I still worry about aches and pains, and that the thoughts of 'what if it comes back' will always haunt me. I still suffer from 'chemo brain' and fatigue, but despite this I've chosen to run the London Marathon for Teenage Cancer Trust. But it's all natural, your body has just been through hell to get here. The other little worries are whether you're still fertile or not, especially as I didn't have the chance to bank. The biggest and most significant thing for me, then, and still now, is how much I appreciate the little things in life. The 'good mornings', the random phone calls, silly laughs. All sorts, just little things mean the world now! Sitting in traffic isn't an issue anymore, things like that no longer rile me. Life is good!

I'm continuing my apprenticeship, working in a youth club twice a week, I'm training for the marathon and organising my own dinner in aid of Teenage Cancer Trust.
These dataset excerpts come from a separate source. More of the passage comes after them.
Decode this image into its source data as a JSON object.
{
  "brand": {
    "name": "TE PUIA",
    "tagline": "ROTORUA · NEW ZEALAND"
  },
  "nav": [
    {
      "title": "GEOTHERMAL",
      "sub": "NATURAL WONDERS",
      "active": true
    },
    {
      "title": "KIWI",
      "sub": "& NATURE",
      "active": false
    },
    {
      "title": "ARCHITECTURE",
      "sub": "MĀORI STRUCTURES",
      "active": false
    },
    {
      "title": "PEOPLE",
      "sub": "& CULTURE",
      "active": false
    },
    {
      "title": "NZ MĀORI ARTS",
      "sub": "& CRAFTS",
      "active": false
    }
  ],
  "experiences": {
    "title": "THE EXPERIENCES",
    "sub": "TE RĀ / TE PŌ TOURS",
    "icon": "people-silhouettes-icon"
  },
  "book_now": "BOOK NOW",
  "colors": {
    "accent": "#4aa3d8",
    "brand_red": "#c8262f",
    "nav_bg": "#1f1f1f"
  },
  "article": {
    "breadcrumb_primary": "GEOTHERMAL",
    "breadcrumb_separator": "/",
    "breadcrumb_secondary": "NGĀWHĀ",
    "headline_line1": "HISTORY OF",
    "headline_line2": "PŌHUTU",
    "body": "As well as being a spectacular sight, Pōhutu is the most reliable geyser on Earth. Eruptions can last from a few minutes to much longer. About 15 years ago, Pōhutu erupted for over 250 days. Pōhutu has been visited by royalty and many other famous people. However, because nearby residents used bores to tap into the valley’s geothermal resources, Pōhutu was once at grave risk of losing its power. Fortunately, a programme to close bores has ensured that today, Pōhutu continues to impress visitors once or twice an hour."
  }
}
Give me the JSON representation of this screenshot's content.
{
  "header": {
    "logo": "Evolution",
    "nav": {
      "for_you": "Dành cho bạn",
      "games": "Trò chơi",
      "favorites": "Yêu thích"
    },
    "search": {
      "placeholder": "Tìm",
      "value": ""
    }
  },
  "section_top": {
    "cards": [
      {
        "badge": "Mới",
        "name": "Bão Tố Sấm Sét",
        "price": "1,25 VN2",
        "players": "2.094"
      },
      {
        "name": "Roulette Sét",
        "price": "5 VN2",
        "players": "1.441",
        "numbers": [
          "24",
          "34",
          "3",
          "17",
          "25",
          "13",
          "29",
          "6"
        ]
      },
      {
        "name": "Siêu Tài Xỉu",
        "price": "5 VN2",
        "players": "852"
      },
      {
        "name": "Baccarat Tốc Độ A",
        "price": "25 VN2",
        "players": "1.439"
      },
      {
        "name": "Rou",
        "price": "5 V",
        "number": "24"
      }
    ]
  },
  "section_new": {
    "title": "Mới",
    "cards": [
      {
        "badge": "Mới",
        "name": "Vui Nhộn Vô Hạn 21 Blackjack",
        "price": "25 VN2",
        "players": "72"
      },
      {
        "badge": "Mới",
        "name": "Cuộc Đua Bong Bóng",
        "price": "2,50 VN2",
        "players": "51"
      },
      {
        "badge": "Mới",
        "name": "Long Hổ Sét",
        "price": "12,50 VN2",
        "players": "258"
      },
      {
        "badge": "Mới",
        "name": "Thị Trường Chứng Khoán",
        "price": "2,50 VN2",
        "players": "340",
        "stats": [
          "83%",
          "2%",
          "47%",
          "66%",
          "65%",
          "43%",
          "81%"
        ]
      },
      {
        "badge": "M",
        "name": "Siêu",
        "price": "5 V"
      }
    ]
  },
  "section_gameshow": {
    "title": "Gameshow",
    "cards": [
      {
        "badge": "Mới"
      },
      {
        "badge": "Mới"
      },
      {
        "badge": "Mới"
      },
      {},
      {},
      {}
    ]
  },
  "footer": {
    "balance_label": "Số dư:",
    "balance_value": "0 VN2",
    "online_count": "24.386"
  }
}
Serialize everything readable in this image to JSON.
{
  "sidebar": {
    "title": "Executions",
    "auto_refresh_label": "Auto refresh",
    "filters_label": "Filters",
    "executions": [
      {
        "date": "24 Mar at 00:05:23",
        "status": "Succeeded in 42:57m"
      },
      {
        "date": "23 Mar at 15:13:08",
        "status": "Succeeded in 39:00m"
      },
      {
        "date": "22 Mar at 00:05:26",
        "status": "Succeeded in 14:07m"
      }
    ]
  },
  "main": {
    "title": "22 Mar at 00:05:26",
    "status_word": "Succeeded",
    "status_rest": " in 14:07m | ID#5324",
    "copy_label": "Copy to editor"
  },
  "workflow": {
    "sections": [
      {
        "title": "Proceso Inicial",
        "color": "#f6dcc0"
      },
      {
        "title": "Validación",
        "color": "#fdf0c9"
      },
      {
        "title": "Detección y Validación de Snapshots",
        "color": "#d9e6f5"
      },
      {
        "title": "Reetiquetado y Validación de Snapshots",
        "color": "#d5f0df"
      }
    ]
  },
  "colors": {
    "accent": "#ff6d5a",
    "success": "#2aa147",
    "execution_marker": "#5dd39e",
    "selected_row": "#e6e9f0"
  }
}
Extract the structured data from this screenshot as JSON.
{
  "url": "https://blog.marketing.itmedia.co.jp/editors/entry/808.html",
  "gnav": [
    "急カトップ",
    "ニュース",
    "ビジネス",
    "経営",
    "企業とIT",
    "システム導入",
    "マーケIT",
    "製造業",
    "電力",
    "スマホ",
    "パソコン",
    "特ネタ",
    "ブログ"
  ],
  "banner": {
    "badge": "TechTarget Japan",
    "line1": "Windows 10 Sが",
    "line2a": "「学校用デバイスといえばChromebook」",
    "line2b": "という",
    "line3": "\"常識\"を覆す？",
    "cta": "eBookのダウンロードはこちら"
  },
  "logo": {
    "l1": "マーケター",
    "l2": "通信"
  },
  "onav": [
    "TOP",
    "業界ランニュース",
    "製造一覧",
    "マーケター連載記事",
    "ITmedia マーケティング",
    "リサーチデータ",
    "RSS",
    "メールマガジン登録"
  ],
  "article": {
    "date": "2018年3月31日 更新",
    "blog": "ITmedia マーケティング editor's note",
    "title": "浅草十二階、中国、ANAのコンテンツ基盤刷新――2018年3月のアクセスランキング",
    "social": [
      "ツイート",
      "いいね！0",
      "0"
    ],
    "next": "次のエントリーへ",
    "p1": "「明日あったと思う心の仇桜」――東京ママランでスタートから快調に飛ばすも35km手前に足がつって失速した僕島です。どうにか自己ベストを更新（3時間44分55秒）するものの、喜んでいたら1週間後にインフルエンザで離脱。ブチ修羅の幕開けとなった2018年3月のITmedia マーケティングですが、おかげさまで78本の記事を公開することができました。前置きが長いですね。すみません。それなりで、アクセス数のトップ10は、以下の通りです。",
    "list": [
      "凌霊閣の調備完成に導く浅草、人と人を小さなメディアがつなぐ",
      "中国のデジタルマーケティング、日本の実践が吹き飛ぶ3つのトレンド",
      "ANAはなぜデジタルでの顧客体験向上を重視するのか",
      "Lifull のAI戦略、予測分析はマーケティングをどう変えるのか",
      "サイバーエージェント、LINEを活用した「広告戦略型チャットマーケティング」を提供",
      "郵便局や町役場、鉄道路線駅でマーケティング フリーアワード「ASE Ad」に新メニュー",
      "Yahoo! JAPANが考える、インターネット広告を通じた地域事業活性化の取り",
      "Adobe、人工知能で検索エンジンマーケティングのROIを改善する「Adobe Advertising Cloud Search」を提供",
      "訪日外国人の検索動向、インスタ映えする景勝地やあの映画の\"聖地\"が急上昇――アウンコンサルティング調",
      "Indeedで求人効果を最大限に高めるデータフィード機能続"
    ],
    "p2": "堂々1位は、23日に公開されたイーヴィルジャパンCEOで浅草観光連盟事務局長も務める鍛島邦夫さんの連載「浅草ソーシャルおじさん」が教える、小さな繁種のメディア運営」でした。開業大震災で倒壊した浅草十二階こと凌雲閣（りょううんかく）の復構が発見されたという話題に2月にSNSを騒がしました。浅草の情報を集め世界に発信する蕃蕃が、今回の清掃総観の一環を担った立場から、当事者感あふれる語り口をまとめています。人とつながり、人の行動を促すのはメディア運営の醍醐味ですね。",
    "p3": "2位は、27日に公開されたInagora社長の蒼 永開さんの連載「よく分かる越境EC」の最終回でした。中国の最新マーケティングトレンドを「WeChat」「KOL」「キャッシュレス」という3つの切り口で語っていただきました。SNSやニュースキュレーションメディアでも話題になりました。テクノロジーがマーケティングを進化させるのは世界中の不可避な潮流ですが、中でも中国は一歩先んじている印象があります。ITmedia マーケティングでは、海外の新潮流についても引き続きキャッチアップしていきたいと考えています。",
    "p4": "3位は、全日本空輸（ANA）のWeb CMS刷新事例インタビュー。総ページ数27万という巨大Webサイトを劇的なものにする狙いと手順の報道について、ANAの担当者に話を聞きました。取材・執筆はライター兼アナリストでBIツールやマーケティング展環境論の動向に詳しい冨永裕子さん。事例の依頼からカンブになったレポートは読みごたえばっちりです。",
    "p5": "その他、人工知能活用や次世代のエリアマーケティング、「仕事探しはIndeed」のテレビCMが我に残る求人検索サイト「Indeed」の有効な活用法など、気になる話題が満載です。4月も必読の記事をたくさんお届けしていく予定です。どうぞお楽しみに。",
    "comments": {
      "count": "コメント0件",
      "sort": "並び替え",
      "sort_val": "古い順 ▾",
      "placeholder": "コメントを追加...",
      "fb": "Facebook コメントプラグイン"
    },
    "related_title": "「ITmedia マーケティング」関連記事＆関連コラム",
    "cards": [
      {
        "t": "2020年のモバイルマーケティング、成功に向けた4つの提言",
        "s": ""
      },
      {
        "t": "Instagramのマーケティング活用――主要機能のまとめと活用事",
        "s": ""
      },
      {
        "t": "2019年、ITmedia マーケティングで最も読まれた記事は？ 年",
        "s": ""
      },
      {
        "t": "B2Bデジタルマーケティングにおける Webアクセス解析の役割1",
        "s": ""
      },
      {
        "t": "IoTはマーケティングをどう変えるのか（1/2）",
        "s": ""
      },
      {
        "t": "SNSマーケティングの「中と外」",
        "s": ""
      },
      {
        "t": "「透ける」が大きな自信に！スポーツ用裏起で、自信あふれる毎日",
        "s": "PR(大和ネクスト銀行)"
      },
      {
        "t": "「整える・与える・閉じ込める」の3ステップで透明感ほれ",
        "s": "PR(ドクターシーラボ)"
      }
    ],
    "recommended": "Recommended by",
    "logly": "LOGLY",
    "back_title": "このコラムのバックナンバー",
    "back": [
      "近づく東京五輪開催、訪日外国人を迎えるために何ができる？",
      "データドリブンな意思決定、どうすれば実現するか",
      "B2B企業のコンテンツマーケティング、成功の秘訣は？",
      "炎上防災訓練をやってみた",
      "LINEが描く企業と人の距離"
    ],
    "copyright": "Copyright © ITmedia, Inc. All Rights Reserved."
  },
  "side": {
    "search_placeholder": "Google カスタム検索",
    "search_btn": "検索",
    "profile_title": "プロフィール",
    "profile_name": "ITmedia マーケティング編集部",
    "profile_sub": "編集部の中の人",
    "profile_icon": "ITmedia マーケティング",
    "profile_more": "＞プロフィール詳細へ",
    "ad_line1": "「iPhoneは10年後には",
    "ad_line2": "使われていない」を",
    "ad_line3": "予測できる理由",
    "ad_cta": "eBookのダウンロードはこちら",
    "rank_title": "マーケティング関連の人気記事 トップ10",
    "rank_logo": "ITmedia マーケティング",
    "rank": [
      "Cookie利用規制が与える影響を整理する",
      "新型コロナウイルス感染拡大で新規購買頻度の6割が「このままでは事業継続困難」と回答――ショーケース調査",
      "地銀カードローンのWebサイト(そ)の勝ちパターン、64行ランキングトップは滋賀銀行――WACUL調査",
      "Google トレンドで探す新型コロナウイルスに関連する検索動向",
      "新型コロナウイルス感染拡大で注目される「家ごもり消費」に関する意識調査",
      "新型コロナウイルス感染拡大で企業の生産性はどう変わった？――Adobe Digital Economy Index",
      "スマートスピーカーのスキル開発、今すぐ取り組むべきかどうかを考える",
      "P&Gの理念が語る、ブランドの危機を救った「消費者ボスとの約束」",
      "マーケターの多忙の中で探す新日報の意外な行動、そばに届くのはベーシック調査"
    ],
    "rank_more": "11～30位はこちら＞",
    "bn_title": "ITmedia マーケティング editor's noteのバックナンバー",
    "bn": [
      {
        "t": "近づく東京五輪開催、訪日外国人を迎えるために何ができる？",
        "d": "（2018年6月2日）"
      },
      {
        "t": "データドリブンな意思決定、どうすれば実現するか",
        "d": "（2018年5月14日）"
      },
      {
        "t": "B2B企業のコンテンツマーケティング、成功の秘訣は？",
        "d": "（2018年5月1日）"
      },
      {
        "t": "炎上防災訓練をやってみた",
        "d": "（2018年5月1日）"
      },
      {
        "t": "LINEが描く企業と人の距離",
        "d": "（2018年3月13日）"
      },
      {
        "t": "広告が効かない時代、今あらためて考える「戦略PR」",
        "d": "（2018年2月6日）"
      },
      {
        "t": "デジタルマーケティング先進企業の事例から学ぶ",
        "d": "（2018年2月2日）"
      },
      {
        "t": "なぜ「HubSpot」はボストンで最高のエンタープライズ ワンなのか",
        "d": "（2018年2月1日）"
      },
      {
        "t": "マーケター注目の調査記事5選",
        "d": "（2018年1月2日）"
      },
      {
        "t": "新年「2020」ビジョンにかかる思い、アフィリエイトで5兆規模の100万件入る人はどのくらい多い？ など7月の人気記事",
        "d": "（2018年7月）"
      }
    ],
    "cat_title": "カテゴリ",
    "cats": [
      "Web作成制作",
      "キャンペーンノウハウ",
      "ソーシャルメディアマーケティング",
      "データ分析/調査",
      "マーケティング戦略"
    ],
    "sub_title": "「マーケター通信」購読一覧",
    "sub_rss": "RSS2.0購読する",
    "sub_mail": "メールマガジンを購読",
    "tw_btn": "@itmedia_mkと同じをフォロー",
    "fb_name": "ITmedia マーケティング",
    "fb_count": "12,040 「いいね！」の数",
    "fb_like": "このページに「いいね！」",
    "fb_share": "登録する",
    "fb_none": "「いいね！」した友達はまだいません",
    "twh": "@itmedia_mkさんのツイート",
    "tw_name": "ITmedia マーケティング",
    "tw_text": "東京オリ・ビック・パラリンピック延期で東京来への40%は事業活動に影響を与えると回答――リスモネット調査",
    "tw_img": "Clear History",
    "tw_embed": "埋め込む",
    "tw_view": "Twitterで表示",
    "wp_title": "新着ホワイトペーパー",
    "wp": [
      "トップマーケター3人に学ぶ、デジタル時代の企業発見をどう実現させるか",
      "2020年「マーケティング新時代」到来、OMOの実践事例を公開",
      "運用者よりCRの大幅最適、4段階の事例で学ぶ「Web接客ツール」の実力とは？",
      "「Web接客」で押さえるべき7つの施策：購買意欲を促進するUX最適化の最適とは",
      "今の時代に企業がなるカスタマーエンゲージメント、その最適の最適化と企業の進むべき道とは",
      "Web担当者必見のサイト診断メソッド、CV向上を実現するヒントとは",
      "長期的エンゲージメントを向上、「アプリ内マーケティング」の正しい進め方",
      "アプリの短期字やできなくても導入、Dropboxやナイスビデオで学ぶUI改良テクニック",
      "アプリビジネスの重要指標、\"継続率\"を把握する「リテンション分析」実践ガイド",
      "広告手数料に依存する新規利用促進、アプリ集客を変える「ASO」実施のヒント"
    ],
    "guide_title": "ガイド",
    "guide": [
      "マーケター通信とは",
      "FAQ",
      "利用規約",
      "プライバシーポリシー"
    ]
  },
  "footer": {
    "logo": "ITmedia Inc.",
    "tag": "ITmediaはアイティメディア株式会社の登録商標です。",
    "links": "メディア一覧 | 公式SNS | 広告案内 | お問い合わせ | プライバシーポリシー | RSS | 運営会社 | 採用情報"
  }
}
I'm busy, very busy but I'm not complaining! I would say I'm back just being a normal 23 year old. With the odd incredible experience through the trust like Find Your Sense of Tumour and the Royal Albert Hall gigs

The reason for my decision to run the marathon for Teenage Cancer Trust is a purely selfish one in my opinion. Teenage Cancer Trust reach 50% of Young Adults diagnosed, I could of easily been that other 50%. Whilst I received that incredible care that I believe genuinely saved my life, someone else didn't. I'm lucky, I know that. I want to help change it from 50 to 100%. I couldn't imagine of going though everything without the trust. I don't want anyone else to have to either. Yes occasionally I feel guilty but it wasn't my fault I got lucky but I can do all I can to try and change it!